Selon Olivier Passet, la crise de 2007-2008 a marqué un tournant, et tout d’abord du côté des importations des produits qu’elle y fait naître à partir des capitaux qu’elle y a investis : exploitation directe du travail… On voit l’intérêt, pour elle, de la destruction du premier Etat ouvrier et paysan jamais créé au monde… C’est en couleur orange.

Et c’est tout particulièrement sur le fondement de cette nouvelle dynamique que l’Allemagne a pu faire exploser ses exportations… vers les pays émergents.

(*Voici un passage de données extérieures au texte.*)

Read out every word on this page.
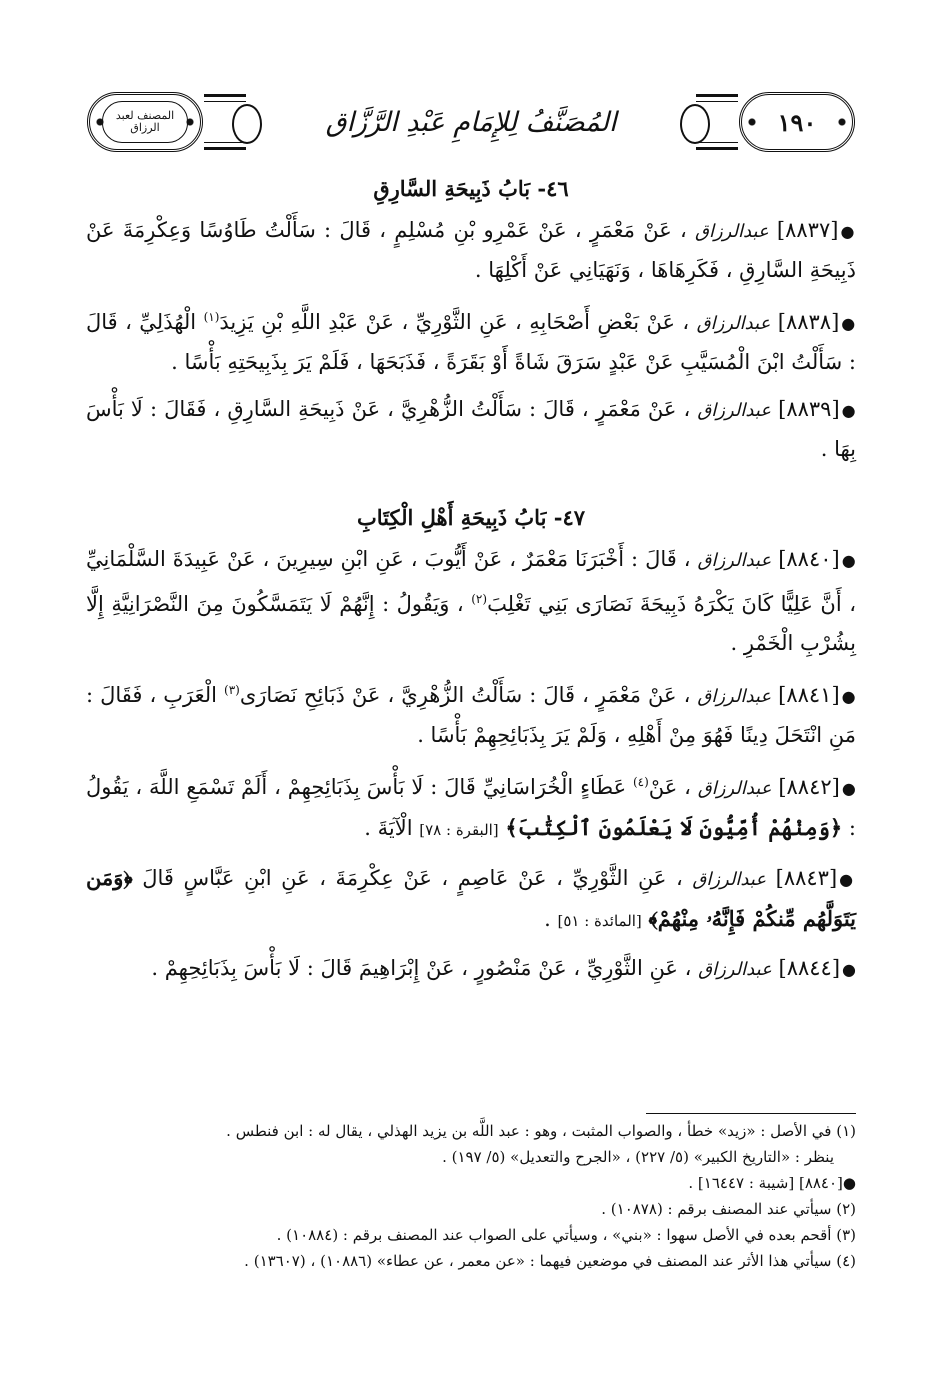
المصنف لعبد الرزاق	المُصَنَّفُ لِلإِمَامِ عَبْدِ الرَّزَّاق	١٩٠
٤٦- بَابُ ذَبِيحَةِ السَّارِقِ

●[٨٨٣٧] عبدالرزاق ، عَنْ مَعْمَرٍ ، عَنْ عَمْرِو بْنِ مُسْلِمٍ ، قَالَ : سَأَلْتُ طَاوُسًا وَعِكْرِمَةَ عَنْ ذَبِيحَةِ السَّارِقِ ، فَكَرِهَاهَا ، وَنَهَيَانِي عَنْ أَكْلِهَا .

●[٨٨٣٨] عبدالرزاق ، عَنْ بَعْضِ أَصْحَابِهِ ، عَنِ الثَّوْرِيِّ ، عَنْ عَبْدِ اللَّهِ بْنِ يَزِيدَ$^{(١)}$ الْهُذَلِيِّ ، قَالَ : سَأَلْتُ ابْنَ الْمُسَيَّبِ عَنْ عَبْدٍ سَرَقَ شَاةً أَوْ بَقَرَةً ، فَذَبَحَهَا ، فَلَمْ يَرَ بِذَبِيحَتِهِ بَأْسًا .

●[٨٨٣٩] عبدالرزاق ، عَنْ مَعْمَرٍ ، قَالَ : سَأَلْتُ الزُّهْرِيَّ ، عَنْ ذَبِيحَةِ السَّارِقِ ، فَقَالَ : لَا بَأْسَ بِهَا .

٤٧- بَابُ ذَبِيحَةِ أَهْلِ الْكِتَابِ

●[٨٨٤٠] عبدالرزاق ، قَالَ : أَخْبَرَنَا مَعْمَرٌ ، عَنْ أَيُّوبَ ، عَنِ ابْنِ سِيرِينَ ، عَنْ عَبِيدَةَ السَّلْمَانِيِّ ، أَنَّ عَلِيًّا كَانَ يَكْرَهُ ذَبِيحَةَ نَصَارَى بَنِي تَغْلِبَ$^{(٢)}$ ، وَيَقُولُ : إِنَّهُمْ لَا يَتَمَسَّكُونَ مِنَ النَّصْرَانِيَّةِ إِلَّا بِشُرْبِ الْخَمْرِ .

●[٨٨٤١] عبدالرزاق ، عَنْ مَعْمَرٍ ، قَالَ : سَأَلْتُ الزُّهْرِيَّ ، عَنْ ذَبَائِحِ نَصَارَى$^{(٣)}$ الْعَرَبِ ، فَقَالَ : مَنِ انْتَحَلَ دِينًا فَهُوَ مِنْ أَهْلِهِ ، وَلَمْ يَرَ بِذَبَائِحِهِمْ بَأْسًا .

●[٨٨٤٢] عبدالرزاق ، عَنْ$^{(٤)}$ عَطَاءٍ الْخُرَاسَانِيِّ قَالَ : لَا بَأْسَ بِذَبَائِحِهِمْ ، أَلَمْ تَسْمَعِ اللَّهَ ، يَقُولُ : ﴿وَمِنْهُمْ أُمِّيُّونَ لَا يَعْلَمُونَ ٱلْكِتَٰبَ﴾ [البقرة : ٧٨] الْآيَةَ .

●[٨٨٤٣] عبدالرزاق ، عَنِ الثَّوْرِيِّ ، عَنْ عَاصِمٍ ، عَنْ عِكْرِمَةَ ، عَنِ ابْنِ عَبَّاسٍ قَالَ ﴿وَمَن يَتَوَلَّهُم مِّنكُمْ فَإِنَّهُۥ مِنْهُمْ﴾ [المائدة : ٥١] .

●[٨٨٤٤] عبدالرزاق ، عَنِ الثَّوْرِيِّ ، عَنْ مَنْصُورٍ ، عَنْ إِبْرَاهِيمَ قَالَ : لَا بَأْسَ بِذَبَائِحِهِمْ .

(١) في الأصل : «زيد» خطأ ، والصواب المثبت ، وهو : عبد اللَّه بن يزيد الهذلي ، يقال له : ابن فنطس .

ينظر : «التاريخ الكبير» (٥/ ٢٢٧) ، «الجرح والتعديل» (٥/ ١٩٧) .

●[٨٨٤٠] [شيبة : ١٦٤٤٧] .

(٢) سيأتي عند المصنف برقم : (١٠٨٧٨) .

(٣) أقحم بعده في الأصل سهوا : «بني» ، وسيأتي على الصواب عند المصنف برقم : (١٠٨٨٤) .

(٤) سيأتي هذا الأثر عند المصنف في موضعين فيهما : «عن معمر ، عن عطاء» (١٠٨٨٦) ، (١٣٦٠٧) .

Suivons encore un peu le raisonnement d’Olivier Passet, avant de le quitter (un court instant)… Pour lui, qui, dans ses vidéos, ne pose jamais la question de l’exploitation du travail (il n’est évidemment pas payé pour cela), le remplacement de l’économie socialiste par l’économie capitaliste ne serait pas spécialement négatif…
« Les pays de l’est y trouvent leur compte en se plaçant dans le sillage allemand. »

Nous allons voir que ce n’est pas aussi simple… Poursuivons…
« Mais cette stratégie a des conséquences désastreuses pour les autres pays de la zone euro. Pour les pays du sud de la zone euro qui n’ont pour seule perspective que de se résoudre à devenir une sorte de « Floride de l’Europe » tant leur appareil productif se disloque.…. pour les pays intermédiaires de la zone euro qui sont à la fois évincés des marchés à l’exportation et disqualifiés des chaînes de valeur allemandes. »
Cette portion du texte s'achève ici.